Before Gonzalo and Felicitas Mendez sought legal redress for their three children, Sylvia, Gonzolo, Jr., and Geronimo, they organized other parents and "persuaded the school board to propose a bond issue for construction of a new, integrated school." When the measure failed, the school board refused to take further action.
In January 1945, the Westminster superintendent reported to the board that he had met with Mendez and Marcus. The minutes reveal that the "problem of the complaint from the Mexican-speaking peoples was discussed at length." Board members deferred making any decision. Ironically, during this meeting they voted in favor of the resolution to allow Japanese American children to attend the Main Street School. Given the recalcitrance of local boards, the Mendez and four other families filed suit against Westminster, Garden Grove, Santa Ana, and El Modena school districts on behalf of their children and 5,000 others in March of 1945.

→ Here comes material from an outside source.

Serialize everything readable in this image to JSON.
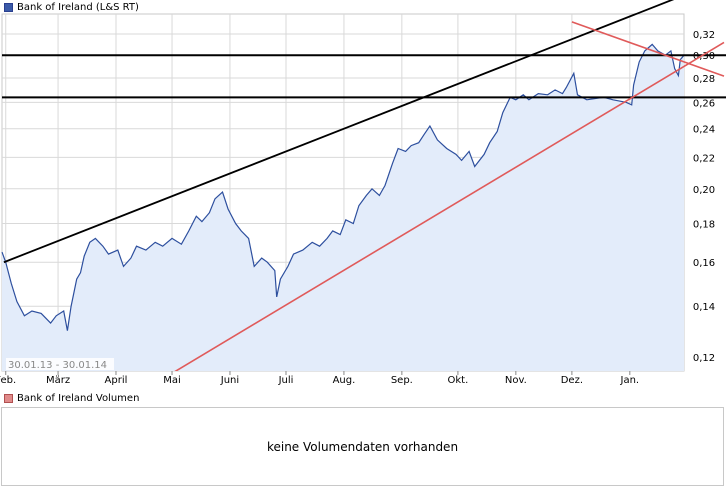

During the trial, superintendents echoed the stereotypical image of Mexicans. The Garden Grove superintendent declared, "Mexicans are inferior in personal hygiene, ability, and in their economic outlook. Youngsters need separate schools because of their lack of English proficiency." He recited a laundry list of hygienic deficiencies peculiar to Mexican children that warranted, in part, their segregation. The deficiencies included, "lice, impetigo, tuberculosis, generally dirty hands, face, neck and ears."
When David Marcus asked if all children were dirty, the superintendent answered; "No, sir." Marcus pushed the issue; "Do you keep a record of dirty hands and face?" "No" was the response.
Marcus devised a twofold strategy. He questioned the constitutionality of educational segregation and called in expert witnesses, social scientists who challenged these assumptions about Mexican American children and the supposed need for separate schools. Fourteen-year-old Carol Torres took the stand to counter claims that Mexican children did not speak English. The testimony of Felicitas Mendez summed up her family's beliefs simply: "We always tell our children they are Americans."
Taking almost a year to make a decision, Judge Paul McCormick ruled that segregation of Mexican youngsters found no justification in the laws of California, and furthermore was a clear denial of the equal protection clause of the Fourteenth Amendment. The school district appealed the decision, partly on states' rights strategy, arguing the federal court had no jurisdiction in the matter.
Mendez v. Westminster assumes national significance through its tangible connections to Brown v. Board of Education in four related areas beyond NAACP counsel Thurgood Marshall's amicus curiae brief. First, the Mendez case influenced a shift in the NAACP legal strategy to include social science arguments. Second, Judge McCormick relied not just on legal precedent but on social science and education research. Third, it was the first time a federal court had concluded "that the segregation of Mexican Americans in public schools was a violation of the state law" and unconstitutional under the Fourteenth Amendment because of denial of due process and equal protection. Last, as the direct result of the Mendez case, the California legislature passed the Anderson Bill (1947), a measure that repealed all California school codes mandating segregation and was signed into law by Earl Warren, who was then governor of California.
Mendez v. Westminster was certainly a crucial case in the multiple struggles for school desegregation, in that it forecast the rationale of the Warren Court in Brown v. Board of Education. The courage of individual parents, like the Mendezes, and the collective strength of civil rights organizations, like LULAC, are part of a continuing national story in claiming educational equity for all of our nation's children.